Ten-year gilts rose for a third day as Chancellor of the Exchequer George Osborne said the deficit will drop next fiscal year amid government spending cuts and the Debt Management Office trimmed its bond-sales target.

Longer-dated bonds outperformed two-year notes even as Osborne said the Debt Management Office will explore issuing debt with maturities of more than 50 years. The office said it plans to sell 167.7 billion pounds ($266 billion) of gilts in the year ending in March 2013, down from an estimated 179.4 billion pounds this year. Gilts declined earlier after a report showed the deficit almost doubled last month.

The budget “reassured investors and that’s given some support to gilts,” said Nick Stamenkovic, a strategist in Edinburgh at RIA Capital Markets Ltd., a broker for banks. “He’s committed to his medium-term fiscal-consolidation program, and there will be no significant changes. That will support gilts from the perspective of fiscal policy.”

The 10-year yield fell five basis points, or 0.05 percentage point, to 2.37 percent at the 5 p.m. close of trading in London after dropping to 2.36 percent, the lowest since March 15. The 4 percent security due March 2022 gained 0.48, or 4.80 pounds per 1,000-pound face amount, to 114.365.

Two-year yields were little changed at 0.47 percent, while the 30-year gilt yield slid five basis points to 3.41 percent.

The extra yield investors get for holding 30-year bonds instead of two-year notes shrank five basis points to 294 basis points. The spread has narrowed from a 2012 high of 300 basis points on March 16.

Avoid Recession

The pound weakened 0.1 percent to $1.5851 after rising as much as 0.4 percent to $1.5923. The currency was little changed at 83.30 pence per euro.

Sterling has dropped 1.6 percent in the past year according to Bloomberg Correlation-Weighted Indexes, which track 10 developed-nation currencies. The pound is little changed in 2012, the indexes show.

The U.K. will avoid a recession and the unemployment rate will peak at 8.7 percent, Osborne said.

Osborne and Prime Minister David Cameron are seeking to retain the U.K.’s top AAA credit rating by reducing a deficit that’s now more than 8 percent of gross domestic product. The shortfall will drop to 7.6 percent of GDP in the next fiscal year, the Office for Budget Responsibility said.

‘Support’ for Gilts

“The combination of fiscal orthodoxy and monetary policy neutrality should lend gilts support going forward,”Moyeen Islam and Henry Skeoch, strategists at Barclays Capital in London, wrote in a client note. “The government has remained firmly committed to a path of fiscal austerity. This should provide some comfort to the rating agencies and also international investors.”

Net borrowing excluding support for banks was 15.2 billion pounds last month, the highest for any February on record, compared with 8.9 billion pounds a year earlier, the Office for National Statistics said in London.

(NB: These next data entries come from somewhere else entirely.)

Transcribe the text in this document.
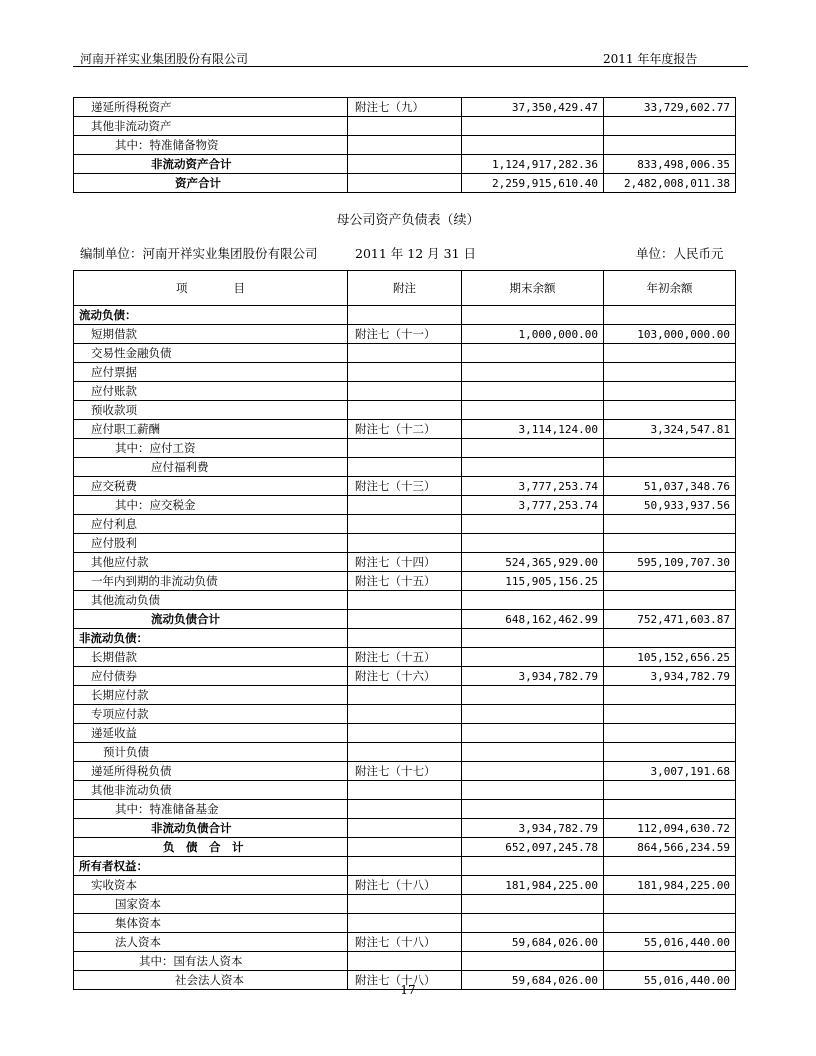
河南开祥实业集团股份有限公司	2011 年年度报告
递延所得税资产	附注七（九）	37,350,429.47	33,729,602.77
其他非流动资产			
其中：特准储备物资			
非流动资产合计		1,124,917,282.36	833,498,006.35
资产合计		2,259,915,610.40	2,482,008,011.38
母公司资产负债表（续）
编制单位：河南开祥实业集团股份有限公司	2011 年 12 月 31 日	单位：人民币元
项　　　　目	附注	期末余额	年初余额
流动负债：			
短期借款	附注七（十一）	1,000,000.00	103,000,000.00
交易性金融负债			
应付票据			
应付账款			
预收款项			
应付职工薪酬	附注七（十二）	3,114,124.00	3,324,547.81
其中：应付工资			
应付福利费			
应交税费	附注七（十三）	3,777,253.74	51,037,348.76
其中：应交税金		3,777,253.74	50,933,937.56
应付利息			
应付股利			
其他应付款	附注七（十四）	524,365,929.00	595,109,707.30
一年内到期的非流动负债	附注七（十五）	115,905,156.25	
其他流动负债			
流动负债合计		648,162,462.99	752,471,603.87
非流动负债：			
长期借款	附注七（十五）		105,152,656.25
应付债券	附注七（十六）	3,934,782.79	3,934,782.79
长期应付款			
专项应付款			
递延收益			
预计负债			
递延所得税负债	附注七（十七）		3,007,191.68
其他非流动负债			
其中：特准储备基金			
非流动负债合计		3,934,782.79	112,094,630.72
负　债　合　计		652,097,245.78	864,566,234.59
所有者权益：			
实收资本	附注七（十八）	181,984,225.00	181,984,225.00
国家资本			
集体资本			
法人资本	附注七（十八）	59,684,026.00	55,016,440.00
其中：国有法人资本			
社会法人资本	附注七（十八）	59,684,026.00	55,016,440.00
17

Gilts have lost 3.1 percent this year, according to indexes compiled by Bloomberg and the European Federation of Financial Analysts Societies. The securities earned 17 percent last year, the most among 26 indexes tracked by Effas, as investors sought refuge from the euro-region’s debt crisis.

The government is considering issuing so-called perpetual bonds in order to lock in lower borrowing costs, Osborne said. The 10-year yield, which fell to a record low 1.92 percent on Jan. 18, is more than 3 percentage points below its average since March 1992, according to data compiled by Bloomberg.

“The Debt Management Office will consult on the case for issuing gilts with maturities longer than 50 years, and the case for a perpetual gilt with no fixed redemption date,” Osborne said in his speech. That is “something Britain last felt able to issue six decades ago,” he said.

The yield on the 4 percent gilt maturing in January 2060 declined five basis points to 3.4 percent.